What’s the difference between these five characters? This isn’t one story, or ten stories, or a hundred stories, but literally thousands of stories that contain these tropes.
- Hey, remember when Peter literally beat Derek into submission and savaged Lydia to get Stiles to cooperate?
- Remember when Derek tried to murder Lydia for something she didn’t do and drive Isaac away by throwing glass at his head?
- Remember when Talia Hale covered up her brother’s and son’s involvement in the death of a young girl and badgered a woman to carry her child to term?
- Remember when Scott told Stiles that it was wrong to kill the victim of a mad scientist’s experiments and lying about it and maybe he should go talk to his dad?
And yet, I can guarantee you that there is only one of those four alphas who is portrayed consistently as an obtuse tyrant. (Hint: it’s not the white ones) And this isn’t one story, or ten stories, or a hundred stories, but literally thousands of stories that contain these tropes.
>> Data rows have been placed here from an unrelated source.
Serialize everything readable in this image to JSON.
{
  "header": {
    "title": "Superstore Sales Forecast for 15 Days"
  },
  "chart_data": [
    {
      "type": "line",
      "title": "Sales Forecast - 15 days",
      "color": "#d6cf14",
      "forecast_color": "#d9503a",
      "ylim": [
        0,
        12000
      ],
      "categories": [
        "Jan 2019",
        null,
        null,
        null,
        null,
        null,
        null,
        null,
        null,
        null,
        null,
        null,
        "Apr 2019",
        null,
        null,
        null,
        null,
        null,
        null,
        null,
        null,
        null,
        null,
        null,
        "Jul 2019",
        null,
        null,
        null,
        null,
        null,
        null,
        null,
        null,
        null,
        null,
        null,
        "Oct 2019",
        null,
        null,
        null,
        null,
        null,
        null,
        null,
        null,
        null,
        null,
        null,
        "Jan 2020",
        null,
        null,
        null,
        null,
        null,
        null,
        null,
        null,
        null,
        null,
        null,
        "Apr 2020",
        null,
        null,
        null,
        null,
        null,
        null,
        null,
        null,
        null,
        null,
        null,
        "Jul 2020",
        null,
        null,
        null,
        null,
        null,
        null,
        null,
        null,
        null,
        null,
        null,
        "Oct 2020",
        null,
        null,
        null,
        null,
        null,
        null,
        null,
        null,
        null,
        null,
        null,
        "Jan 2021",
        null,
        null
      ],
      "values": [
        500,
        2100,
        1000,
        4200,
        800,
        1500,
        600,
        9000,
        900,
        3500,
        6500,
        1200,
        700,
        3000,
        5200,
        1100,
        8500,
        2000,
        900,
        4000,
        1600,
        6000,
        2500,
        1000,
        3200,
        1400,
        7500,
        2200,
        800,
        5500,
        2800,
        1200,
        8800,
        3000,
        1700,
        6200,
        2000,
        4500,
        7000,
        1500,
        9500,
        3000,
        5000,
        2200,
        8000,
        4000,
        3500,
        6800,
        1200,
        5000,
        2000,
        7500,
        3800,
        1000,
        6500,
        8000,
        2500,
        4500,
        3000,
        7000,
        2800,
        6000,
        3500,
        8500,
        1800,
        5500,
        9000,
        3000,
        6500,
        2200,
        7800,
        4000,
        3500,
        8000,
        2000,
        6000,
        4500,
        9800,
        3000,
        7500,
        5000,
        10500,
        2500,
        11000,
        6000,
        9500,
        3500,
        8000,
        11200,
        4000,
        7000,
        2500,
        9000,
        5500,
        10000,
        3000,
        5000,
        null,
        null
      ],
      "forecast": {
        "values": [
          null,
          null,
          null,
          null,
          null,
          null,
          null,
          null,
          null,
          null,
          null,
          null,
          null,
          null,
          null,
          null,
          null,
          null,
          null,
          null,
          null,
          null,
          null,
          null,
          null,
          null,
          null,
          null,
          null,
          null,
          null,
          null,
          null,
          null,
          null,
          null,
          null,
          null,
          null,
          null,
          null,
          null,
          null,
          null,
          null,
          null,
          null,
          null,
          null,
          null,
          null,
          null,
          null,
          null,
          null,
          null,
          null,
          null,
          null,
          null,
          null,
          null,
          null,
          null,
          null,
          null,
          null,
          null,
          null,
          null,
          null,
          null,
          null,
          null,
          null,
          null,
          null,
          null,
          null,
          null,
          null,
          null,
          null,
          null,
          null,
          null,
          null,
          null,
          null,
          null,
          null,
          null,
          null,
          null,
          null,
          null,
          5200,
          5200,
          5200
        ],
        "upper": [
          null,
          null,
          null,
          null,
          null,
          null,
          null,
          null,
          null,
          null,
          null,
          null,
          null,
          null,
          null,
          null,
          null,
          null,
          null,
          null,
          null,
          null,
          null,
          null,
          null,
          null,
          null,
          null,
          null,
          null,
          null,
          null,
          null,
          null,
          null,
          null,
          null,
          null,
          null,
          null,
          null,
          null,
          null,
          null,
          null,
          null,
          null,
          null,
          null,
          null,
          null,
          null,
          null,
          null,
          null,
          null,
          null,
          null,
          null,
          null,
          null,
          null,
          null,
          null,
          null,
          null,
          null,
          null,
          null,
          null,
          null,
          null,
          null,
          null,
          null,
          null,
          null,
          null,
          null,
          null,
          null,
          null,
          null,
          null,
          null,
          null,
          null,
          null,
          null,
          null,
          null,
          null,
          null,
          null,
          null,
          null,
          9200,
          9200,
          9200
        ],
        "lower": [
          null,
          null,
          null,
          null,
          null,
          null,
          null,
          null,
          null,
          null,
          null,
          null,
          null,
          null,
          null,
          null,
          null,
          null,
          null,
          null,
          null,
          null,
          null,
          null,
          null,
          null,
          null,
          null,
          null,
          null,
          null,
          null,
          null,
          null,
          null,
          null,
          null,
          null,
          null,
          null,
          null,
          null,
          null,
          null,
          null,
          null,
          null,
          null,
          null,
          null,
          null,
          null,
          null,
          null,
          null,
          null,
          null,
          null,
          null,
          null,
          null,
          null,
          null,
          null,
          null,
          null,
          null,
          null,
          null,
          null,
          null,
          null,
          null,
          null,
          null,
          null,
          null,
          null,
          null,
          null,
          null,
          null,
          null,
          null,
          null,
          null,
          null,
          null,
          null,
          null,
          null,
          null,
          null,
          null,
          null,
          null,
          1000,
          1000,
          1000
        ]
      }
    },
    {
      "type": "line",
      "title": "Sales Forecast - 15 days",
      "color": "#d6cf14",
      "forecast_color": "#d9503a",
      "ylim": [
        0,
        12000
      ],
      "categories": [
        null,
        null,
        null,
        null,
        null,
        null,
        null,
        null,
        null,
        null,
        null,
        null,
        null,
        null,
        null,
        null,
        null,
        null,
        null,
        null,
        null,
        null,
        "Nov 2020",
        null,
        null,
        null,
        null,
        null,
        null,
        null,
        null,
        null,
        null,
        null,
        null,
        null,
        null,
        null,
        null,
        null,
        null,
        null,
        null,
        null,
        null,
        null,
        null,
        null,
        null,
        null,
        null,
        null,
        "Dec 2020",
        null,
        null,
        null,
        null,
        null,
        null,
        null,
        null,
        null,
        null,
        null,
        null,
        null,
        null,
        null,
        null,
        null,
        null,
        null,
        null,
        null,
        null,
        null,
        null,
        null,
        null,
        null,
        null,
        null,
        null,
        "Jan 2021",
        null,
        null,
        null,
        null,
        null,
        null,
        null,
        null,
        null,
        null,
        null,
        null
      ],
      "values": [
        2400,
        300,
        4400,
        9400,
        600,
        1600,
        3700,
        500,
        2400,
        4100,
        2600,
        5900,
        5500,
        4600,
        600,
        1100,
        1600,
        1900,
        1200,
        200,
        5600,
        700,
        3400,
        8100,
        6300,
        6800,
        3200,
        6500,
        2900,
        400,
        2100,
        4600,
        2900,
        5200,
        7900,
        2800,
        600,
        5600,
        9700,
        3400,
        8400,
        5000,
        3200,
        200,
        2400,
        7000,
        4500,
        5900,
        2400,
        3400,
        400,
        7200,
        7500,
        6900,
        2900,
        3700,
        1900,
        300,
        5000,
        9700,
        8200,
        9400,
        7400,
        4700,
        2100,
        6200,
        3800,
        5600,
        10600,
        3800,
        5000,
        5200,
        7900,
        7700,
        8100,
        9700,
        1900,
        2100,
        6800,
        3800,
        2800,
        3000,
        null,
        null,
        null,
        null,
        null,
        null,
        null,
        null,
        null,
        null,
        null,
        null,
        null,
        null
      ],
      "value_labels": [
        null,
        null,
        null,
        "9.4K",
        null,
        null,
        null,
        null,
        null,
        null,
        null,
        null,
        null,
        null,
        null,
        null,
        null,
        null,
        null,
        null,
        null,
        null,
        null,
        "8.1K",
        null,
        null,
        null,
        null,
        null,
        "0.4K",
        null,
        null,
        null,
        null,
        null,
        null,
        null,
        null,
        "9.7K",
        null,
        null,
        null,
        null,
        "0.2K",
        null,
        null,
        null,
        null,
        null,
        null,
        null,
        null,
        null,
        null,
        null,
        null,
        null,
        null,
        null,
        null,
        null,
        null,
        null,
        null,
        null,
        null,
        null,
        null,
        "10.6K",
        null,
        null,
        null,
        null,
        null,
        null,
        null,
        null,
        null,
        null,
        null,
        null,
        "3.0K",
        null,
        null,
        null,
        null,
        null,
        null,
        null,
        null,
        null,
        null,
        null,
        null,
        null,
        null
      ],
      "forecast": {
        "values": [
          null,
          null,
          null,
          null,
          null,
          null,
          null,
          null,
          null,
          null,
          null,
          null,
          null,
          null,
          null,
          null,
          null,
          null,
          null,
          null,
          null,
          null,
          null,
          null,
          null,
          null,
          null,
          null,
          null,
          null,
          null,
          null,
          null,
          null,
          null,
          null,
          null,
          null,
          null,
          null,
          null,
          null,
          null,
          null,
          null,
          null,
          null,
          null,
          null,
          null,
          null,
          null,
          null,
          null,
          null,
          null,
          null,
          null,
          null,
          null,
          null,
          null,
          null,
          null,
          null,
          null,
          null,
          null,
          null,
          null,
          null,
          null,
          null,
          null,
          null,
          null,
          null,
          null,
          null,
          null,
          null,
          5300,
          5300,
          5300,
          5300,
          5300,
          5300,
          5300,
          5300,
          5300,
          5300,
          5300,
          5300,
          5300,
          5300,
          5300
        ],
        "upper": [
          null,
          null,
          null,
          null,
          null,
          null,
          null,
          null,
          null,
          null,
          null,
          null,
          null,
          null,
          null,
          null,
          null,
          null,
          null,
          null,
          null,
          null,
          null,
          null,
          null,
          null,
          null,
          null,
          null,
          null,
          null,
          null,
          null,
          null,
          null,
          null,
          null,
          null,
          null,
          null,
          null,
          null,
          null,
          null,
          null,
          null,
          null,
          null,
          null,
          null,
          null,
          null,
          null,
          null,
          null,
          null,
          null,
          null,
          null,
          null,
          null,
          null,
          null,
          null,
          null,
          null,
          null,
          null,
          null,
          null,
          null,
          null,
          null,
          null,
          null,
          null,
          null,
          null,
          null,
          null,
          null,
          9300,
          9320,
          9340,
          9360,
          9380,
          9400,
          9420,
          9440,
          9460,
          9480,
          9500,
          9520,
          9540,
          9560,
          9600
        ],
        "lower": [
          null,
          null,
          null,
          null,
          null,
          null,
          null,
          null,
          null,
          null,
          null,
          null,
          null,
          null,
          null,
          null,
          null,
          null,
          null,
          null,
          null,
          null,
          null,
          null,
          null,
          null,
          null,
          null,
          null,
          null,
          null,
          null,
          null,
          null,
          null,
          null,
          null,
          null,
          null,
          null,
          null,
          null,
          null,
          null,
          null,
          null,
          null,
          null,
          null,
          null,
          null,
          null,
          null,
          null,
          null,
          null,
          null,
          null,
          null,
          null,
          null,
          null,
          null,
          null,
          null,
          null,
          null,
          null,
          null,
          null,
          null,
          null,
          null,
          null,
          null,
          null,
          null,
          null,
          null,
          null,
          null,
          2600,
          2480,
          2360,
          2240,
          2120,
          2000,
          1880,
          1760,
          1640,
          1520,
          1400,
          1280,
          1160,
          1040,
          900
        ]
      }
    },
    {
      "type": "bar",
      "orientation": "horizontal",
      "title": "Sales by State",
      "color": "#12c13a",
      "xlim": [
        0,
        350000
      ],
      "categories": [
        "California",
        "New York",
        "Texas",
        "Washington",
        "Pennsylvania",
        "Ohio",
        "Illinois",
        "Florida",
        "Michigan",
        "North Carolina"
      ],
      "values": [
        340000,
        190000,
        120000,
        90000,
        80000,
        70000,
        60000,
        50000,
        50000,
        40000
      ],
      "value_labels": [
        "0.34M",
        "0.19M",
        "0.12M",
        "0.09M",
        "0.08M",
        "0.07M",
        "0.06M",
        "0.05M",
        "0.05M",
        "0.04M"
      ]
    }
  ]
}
And it’s not just the lead. Let’s take a look at how the fandom treats secondary characters on AO3:
- Talia Hale (1 episode): 5190 stories
- Laura Hale (2 episodes): 8760 stories
- Jenna Geyer (mentioned once; name is fandom generated): 617
- Claudia Stilinski (1 episode; impersonated for 8 episodes): 3079
- Derek Hale’s Father (never appeared or mentioned): 843
- Noshiko Yukimura (16 episodes): 470
- Ken Yukimura (20 episodes): 261
- Satomi Ito (3 episodes): 284
- David Geyer (5 episodes): 351
See a pattern? You should. As I said, it’s not one story, it’s thousands.
No one’s saying that you or anyone else shouldn’t write fictions that focus on Stiles or Sterek or even stories where Scott is a terrible person. It’s the trends. If transformation is what AO3 and OTW tout as their purpose, and that transformation is about variety and exploration, why is it always the white characters that get the benefit of it? When it comes to transformation, why do characters of color get erased, caricatured, or robbed of their narrative roles?
Don’t tell me that it isn’t damaging.
Do you know how many times I’ve encountered a person who entered Teen Wolf fandom through AO3 and Tumblr who believed that the characters of color are either terrible (such as Scott and Deaton and Braeden) or unimportant (such as Boyd or Mason or the Yukimuras)? More than I or anyone else should be comfortable with. But this is part of the mechanism. There aren’t little racism fairies that visit people in their sleep; it’s not a bacterial infection; it’s not the work of a secret cabal. Cultural racism is maintained by institutions, and it is transmitted by institutions, and this is one example. OTW and AO3 are two such institutions.
Thanks for writing. I’ll take what you told me as a compliment.